For multicast benchmarks, significant performance improvements with small power savings are obtained by the new approach over a tree-based non-speculative approach. Interestingly, similar improvements are shown for unicast benchmarks (see slide presentation).

An FPGA-Based Infrastructure for Fine-Grained DVFS Analysis in High-Performance Embedded Systems

P. MantovaniE. CotaK. TienC. PilatoG. Di GuglielmoK. Shepard and L. P. Carloni

The quest for energy-efficient computing is the biggest challenge in design of all sorts of computers from the smartphones in everyone's pocket to the servers running in data centers. The circuits empowering these computers are multi-core systems-on-chip (SoC) that integrate many heterogeneous components. The key to energy efficiency is precisely the ability to control each component independently and promptly so that it consumes power only when its operations are needed and at a rate that is proportional to the needed degree of performance. This require pervasive application of DVFS, a mechanism to dynamically scaling the power voltage and clock frequency at which the circuitry of each component operates.

At Columbia the groups of Carloni and Shepard have been working on the development and application of new technologies for DVFS to enable an unprecedented degree of fine-grained power management both in space (with multiple distinct voltage domains) and in time (with transient responses in the order of nanoseconds).

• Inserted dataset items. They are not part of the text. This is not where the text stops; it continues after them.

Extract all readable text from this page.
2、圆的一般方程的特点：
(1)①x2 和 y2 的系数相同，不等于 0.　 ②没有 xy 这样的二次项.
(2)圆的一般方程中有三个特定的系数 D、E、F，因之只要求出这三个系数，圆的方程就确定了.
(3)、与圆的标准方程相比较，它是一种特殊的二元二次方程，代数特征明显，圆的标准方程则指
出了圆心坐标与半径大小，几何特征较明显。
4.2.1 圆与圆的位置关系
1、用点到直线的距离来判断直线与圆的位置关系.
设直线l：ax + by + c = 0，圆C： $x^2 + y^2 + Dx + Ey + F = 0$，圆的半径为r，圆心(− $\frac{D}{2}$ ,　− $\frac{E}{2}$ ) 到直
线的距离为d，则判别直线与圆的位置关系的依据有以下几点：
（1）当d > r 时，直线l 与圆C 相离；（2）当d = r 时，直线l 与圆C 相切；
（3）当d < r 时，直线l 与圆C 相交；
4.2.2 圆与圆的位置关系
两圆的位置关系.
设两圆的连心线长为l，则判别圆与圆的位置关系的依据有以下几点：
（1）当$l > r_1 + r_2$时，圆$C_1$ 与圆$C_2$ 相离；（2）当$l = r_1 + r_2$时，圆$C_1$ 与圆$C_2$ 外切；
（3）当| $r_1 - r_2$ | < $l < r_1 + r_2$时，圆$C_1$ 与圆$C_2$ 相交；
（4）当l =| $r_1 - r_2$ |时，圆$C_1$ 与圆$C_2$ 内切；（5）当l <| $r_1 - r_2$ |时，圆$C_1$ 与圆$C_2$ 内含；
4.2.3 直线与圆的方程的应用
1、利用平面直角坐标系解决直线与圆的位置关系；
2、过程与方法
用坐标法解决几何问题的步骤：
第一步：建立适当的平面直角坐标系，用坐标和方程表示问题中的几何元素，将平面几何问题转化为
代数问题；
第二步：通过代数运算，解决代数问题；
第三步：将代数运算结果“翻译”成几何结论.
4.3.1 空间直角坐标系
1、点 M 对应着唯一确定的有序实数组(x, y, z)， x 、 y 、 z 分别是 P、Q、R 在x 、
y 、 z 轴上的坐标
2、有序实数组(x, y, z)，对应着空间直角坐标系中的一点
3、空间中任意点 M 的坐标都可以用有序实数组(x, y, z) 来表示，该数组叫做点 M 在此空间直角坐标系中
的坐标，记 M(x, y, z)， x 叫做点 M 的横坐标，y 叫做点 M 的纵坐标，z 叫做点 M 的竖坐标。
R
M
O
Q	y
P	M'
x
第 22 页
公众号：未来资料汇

In this paper, they present the first infrastructure that allows SoC designers to evaluate the application of these technologies by emulating large-scale full-systems with real workload scenarios on field-programmable gate arrays (FPGA). The infrastructure provides the capabilities to continuously monitor and adaptively control the operations of each component. The authors describe the application of their FPGA-based infrastructure to three different case studies of SoCs, each combining a general-purpose processor running Linux together with ten to twelve special-purpose accelerators all interconnected by a network-on-chip. They analyze the workload's power dissipation and performance sensitivity to time-space granularity of DVFS and show that the combination of their new hardware and software solution for fine-grained power management can save up to 85% of the accelerators' energy.

Modular Socket

The Case for Embedded Scalable Platforms

L. P. Carloni

How to simplify the design and programming of a billion-transistor system-on-chip (SoC), featuring dozens of heterogeneous components?

In this paper, Carloni addresses this question by making the case for Embedded Scalable Platforms (ESP), a novel approach that combines an architecture and a companion methodology to address the complexity of SoC design and programming. The architecture provides a flexible tile-based template that simplifies the integration of such different components as general-purpose processors and special-purpose hardware accelerators. Each component can be designed independently and plugged into the SoC through a modular socket. The socket interfaces the component with a network-on-chip that acts as the "nervous system" of the SoC as it provides inter-tile communication capabilities and per-tile adaptive control. The regularity of the tile-based organization is leveraged by the ESP companion methodology that raises the level of abstraction in the design process, thereby promoting a closer collaboration among software programmers and hardware engineers. 

In presenting the key ideas of ESP, the paper brings together the contributions made by the members of the System-Level Design Group with various recent publications. Furthermore, it includes a section that describes how these ideas are the foundation of Computer Engineering Program.

Carloni presented this invited paper in a DAC special session on "The Rise of Heterogeneous Architectures: From Embedded Systems to Data Centers" that was chaired by Todd Austin (University of Michigan) and included talks by Mark Horowitz (Stanford) and Jason Cong (UCLA). Tech Design Forum has published acommentary on this event. All four participants of the special session are principal investigators in the Center for Future Architectures Research (C-FAR), one of six centers of STARnet, a Semiconductor Research Corporation program sponsored by MARCO and DARPA.